Si le Yémen est fier de ses poètes, les poètes sont également fiers d’être Yéménites ! Dans une de ses œuvres les plus fameuses, Abd al-Azîz al-Maqâlih, président de l'Université de Sanaa, évoque ainsi son attachement à la capitale de Yémen :

Sanaa…/ville de l'âme. Ses portes sont au nombre de sept/ comme les portes de l'Eden. (…) Entre par l'une ou l'autre/ et la paix soit sur toi. Et la paix sur une ville/ dont douce est l'eau si douce/et si purs au cœur les hivers/ et si légères les ardeurs de l'été (…).

Les tensions entre l’évocation d’un pays loué, embelli et la nécessité de changer certains de ses travers parsèment l’œuvre de nombreux poètes. Le mariage forcé ou le statut des plus pauvres apparaissent ainsi comme des plaies qu’il faut soigner, dans un esprit réformateur courant chez les intellectuels yéménites.

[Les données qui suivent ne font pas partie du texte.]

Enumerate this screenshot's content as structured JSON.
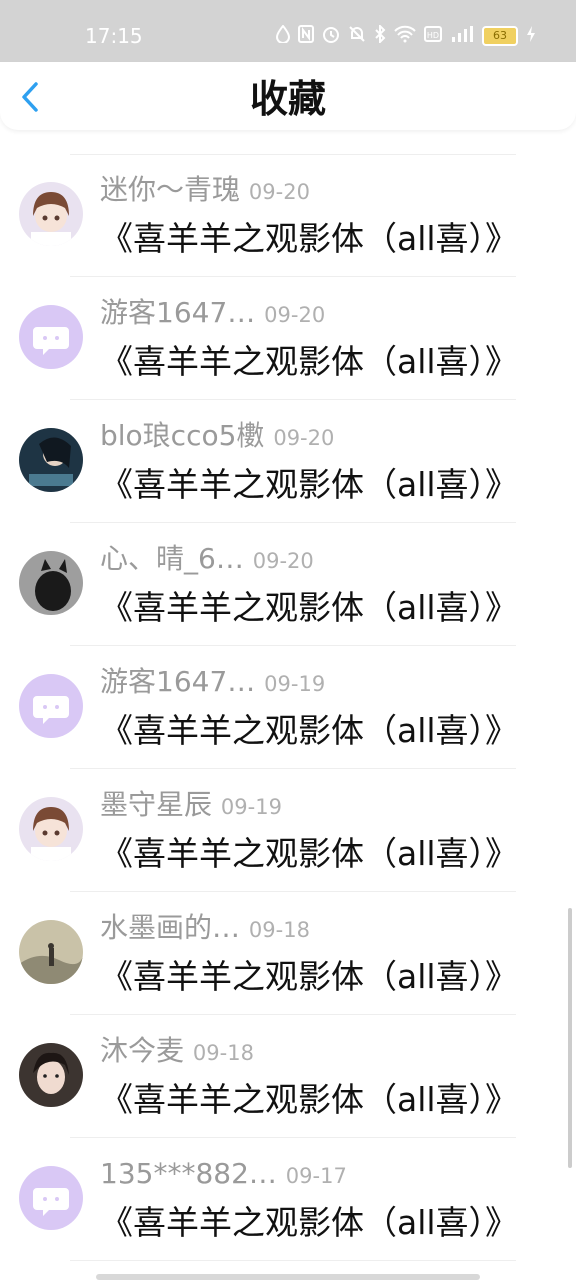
{
  "status_bar": {
    "time": "17:15",
    "icons": [
      "water-drop-icon",
      "nfc-icon",
      "alarm-icon",
      "mute-icon",
      "bluetooth-icon",
      "wifi-icon",
      "hd-icon",
      "signal-icon"
    ],
    "battery": "63"
  },
  "header": {
    "title": "收藏",
    "back_glyph": "‹"
  },
  "favorites": [
    {
      "name": "迷你～青瑰",
      "date": "09-20",
      "text": "《喜羊羊之观影体（all喜）》",
      "avatar": "anime-girl-avatar"
    },
    {
      "name": "游客1647…",
      "date": "09-20",
      "text": "《喜羊羊之观影体（all喜）》",
      "avatar": "default-chat-avatar"
    },
    {
      "name": "blo琅cco5櫢",
      "date": "09-20",
      "text": "《喜羊羊之观影体（all喜）》",
      "avatar": "character-portrait-avatar"
    },
    {
      "name": "心、晴_6…",
      "date": "09-20",
      "text": "《喜羊羊之观影体（all喜）》",
      "avatar": "black-cat-avatar"
    },
    {
      "name": "游客1647…",
      "date": "09-19",
      "text": "《喜羊羊之观影体（all喜）》",
      "avatar": "default-chat-avatar"
    },
    {
      "name": "墨守星辰",
      "date": "09-19",
      "text": "《喜羊羊之观影体（all喜）》",
      "avatar": "anime-girl-avatar"
    },
    {
      "name": "水墨画的…",
      "date": "09-18",
      "text": "《喜羊羊之观影体（all喜）》",
      "avatar": "ink-landscape-avatar"
    },
    {
      "name": "沐今麦",
      "date": "09-18",
      "text": "《喜羊羊之观影体（all喜）》",
      "avatar": "portrait-girl-avatar"
    },
    {
      "name": "135***882…",
      "date": "09-17",
      "text": "《喜羊羊之观影体（all喜）》",
      "avatar": "default-chat-avatar"
    }
  ],
  "colors": {
    "accent": "#2ea0f0",
    "status_bar_bg": "#d3d3d3",
    "default_avatar_bg": "#d9c8f5",
    "name_text": "#9a9a9a"
  }
}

Ségolène Samouiller / DATAS

(encadré 2)
Ibtissam, une poétesse armée de ses mots
Ibtissam al-Muttawakel vient d’une grande famille yéménite. Dans ce milieu attaché aux valeurs traditionnelles, une femme peut étudier, mais son destin est déjà tout tracé. Alors Ibtissam s’est mariée, elle a eu un fils. Puis elle a trouvé son sharshef (2) un peu lourd à porter. Ses poèmes, déjà impertinents, heurtaient ses proches en bousculant les limites de leur univers.
Ibtissam a divorcé - ce qui n'est pas compliqué au Yémen. Mais pour vivre seule avec son enfant et écrire des poèmes, il faut assumer une grande liberté de mœurs et d’esprit. Et Ibtissam traîne aujourd'hui encore une réputation un peu sulfureuse. Elle n'est pas marginalisée pour autant. Ses poèmes lui ont ouvert les portes de la consécration et elle est aujourd'hui au cœur des mondanités de la capitale yéménite.
Quand Ibtissam a divorcé, elle a troqué son sharshef (le sharshef n’est pas un vêtement très moderne au Yémen) contre une simple robe noir et un foulard. Elle voulait être libre. Assumer les idées subversives qu’elle transmettait déjà à ses élèves lorsqu’elle enseignait au lycée. Et utiliser ses poèmes comme des armes pour repenser les normes d’une société trop étriqué pour lui permettre d'exister.
Ibtissam n'est pas la première à s'exprimer par la poésie. Celle-ci a inspiré les heures de labeur de générations de femmes. Pour alléger leurs tâches, elles chantaient ces vers parfois très anciens des hauts plateaux yéménites. Et elles inventaient déjà de courtes rimes pour dire ce qu'elles pensaient du choix d'une mariée par exemple. Mais la reconnaissance d'Ibtissam dans le cercle restreint de la poésie "savante" représente une forme de consécration qui leur était jusqu'à peu inaccessible.
Aujourd'hui, Ibtissam se nourrit de toute la littérature traduite en arabe. Son esprit aiguisé cherche sans cesse des réponses à cette souffrance qui l'opprime. Mais si elle va voir ailleurs, comme au Maroc où elle termine aujourd'hui sa thèse, c'est pour mieux revenir vers les siens. Car elle revendique son héritage culturel tout aussi fort que son droit de construire des lendemains meilleurs.